WTR was first opened as a guest ranch in 1950. In 1969, WTR was purchased by Gene and Jan Roberts. WTR has been owned and operated since 1970 by Jan and Gene Roberts. They have three grown children, Randy, Lance and Erika.
The Roberts family and their staff have invited guests from around the world to share our western heritage and hospitality for decades. The Roberts family and WTR staff are recognized for their dedication to excellence in guest services and in regards to their exceptional and progressive programs.
WTR has been featured on numerous national and international television programs as well as featured in magazines and other publications with both national and international impact. The Roberts family has been very active and influential not only within the dude & guest ranch industry but also among their local community. This involvement has garnered them many awards over the years, but most importantly they have achieved great respect and honor for their life's work.

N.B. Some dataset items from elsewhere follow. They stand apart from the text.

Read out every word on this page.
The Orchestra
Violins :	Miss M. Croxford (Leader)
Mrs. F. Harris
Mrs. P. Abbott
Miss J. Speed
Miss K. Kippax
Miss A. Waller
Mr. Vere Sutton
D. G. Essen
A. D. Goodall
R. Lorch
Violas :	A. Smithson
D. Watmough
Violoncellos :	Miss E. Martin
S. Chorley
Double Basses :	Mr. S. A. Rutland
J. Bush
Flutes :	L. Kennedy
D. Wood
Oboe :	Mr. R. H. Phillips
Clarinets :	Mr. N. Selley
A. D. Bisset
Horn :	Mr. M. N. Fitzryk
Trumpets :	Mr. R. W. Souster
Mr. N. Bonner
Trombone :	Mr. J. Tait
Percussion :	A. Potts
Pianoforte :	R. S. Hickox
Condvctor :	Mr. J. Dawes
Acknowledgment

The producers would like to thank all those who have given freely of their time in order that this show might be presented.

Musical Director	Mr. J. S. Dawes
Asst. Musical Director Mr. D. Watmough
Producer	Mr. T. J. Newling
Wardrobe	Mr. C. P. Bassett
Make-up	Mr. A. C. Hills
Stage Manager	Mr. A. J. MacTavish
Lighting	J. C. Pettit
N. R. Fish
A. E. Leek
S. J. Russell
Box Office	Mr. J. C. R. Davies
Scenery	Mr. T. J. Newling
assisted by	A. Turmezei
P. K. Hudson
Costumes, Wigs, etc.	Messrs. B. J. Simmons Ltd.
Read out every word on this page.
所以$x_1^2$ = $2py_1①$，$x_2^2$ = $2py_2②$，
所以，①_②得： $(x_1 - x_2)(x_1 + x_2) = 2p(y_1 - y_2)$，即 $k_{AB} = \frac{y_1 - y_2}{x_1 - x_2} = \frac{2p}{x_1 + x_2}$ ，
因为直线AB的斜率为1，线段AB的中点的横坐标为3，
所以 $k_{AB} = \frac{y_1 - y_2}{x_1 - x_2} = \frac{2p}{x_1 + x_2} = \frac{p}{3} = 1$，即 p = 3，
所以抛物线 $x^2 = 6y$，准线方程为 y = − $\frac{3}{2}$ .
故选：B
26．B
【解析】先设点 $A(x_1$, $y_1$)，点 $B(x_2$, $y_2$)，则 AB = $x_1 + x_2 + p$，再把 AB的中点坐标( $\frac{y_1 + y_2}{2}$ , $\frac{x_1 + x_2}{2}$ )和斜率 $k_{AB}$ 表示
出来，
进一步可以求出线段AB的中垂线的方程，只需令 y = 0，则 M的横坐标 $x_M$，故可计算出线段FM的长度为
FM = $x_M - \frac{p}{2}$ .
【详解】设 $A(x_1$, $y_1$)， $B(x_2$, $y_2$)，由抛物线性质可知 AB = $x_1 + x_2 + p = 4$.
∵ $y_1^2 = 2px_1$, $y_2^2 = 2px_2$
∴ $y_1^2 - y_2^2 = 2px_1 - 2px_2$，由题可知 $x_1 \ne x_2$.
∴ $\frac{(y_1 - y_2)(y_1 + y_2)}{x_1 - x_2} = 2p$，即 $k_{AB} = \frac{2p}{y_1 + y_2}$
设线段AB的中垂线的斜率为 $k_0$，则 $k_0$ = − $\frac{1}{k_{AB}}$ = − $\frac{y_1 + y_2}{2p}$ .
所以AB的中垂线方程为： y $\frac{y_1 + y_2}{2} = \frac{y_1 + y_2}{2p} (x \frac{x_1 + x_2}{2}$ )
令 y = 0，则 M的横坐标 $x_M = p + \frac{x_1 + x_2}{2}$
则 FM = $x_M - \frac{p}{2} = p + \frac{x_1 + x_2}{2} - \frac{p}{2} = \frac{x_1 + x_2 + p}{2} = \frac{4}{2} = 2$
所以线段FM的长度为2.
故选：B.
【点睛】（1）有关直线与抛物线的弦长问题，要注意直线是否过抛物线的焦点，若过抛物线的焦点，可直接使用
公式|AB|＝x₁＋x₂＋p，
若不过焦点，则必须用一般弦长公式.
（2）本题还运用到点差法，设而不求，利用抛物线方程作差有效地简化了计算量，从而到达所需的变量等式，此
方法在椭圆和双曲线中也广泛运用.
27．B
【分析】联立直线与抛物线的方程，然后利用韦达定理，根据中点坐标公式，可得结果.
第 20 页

Traditionally, the Southern Ute Indians used the Pine River Valley as summer hunting grounds. In the early 1940s, Vallecito Lake was built as a Bureau of Reclamation project to serve as storage for irrigation water for the Southern Utes and Lower Pine River Valley. “Coal Oil Johnny” owned most of the upper valley and later divided it into two parts: Granite Peaks Ranch at the north end of the valley, and what are now WTR, Teelawuket, and Penn Ranches. The original homestead was owned by Jeanette Scoville who was a notable and progressive figure in the local history. Ms. Scoville was a member of the Reading Club of Durango and the Colorado Federation of Women which both were instrumental in preserving such sites as Mesa Verde National Park and the trees along East Third Avenue in Durango. More history on these former owners of WTR can be found in books such as Women to the Rescue, Pioneers of San Juan County, Rocky Mountain Boom Town, and Durango Diary.
The Lodge, Ponderosa Cabins, and two of the barns are historic buildings built between 1947 and 1949 using three thousand board feet of lumber harvested from the ranch property and adjoining national forest. The fireplaces, doors, light fixtures, lamps, and some furniture were also hand-crafted from local, natural materials and historic items such as antique cavalry stirrups, horse shoes, and ore wagon wheels.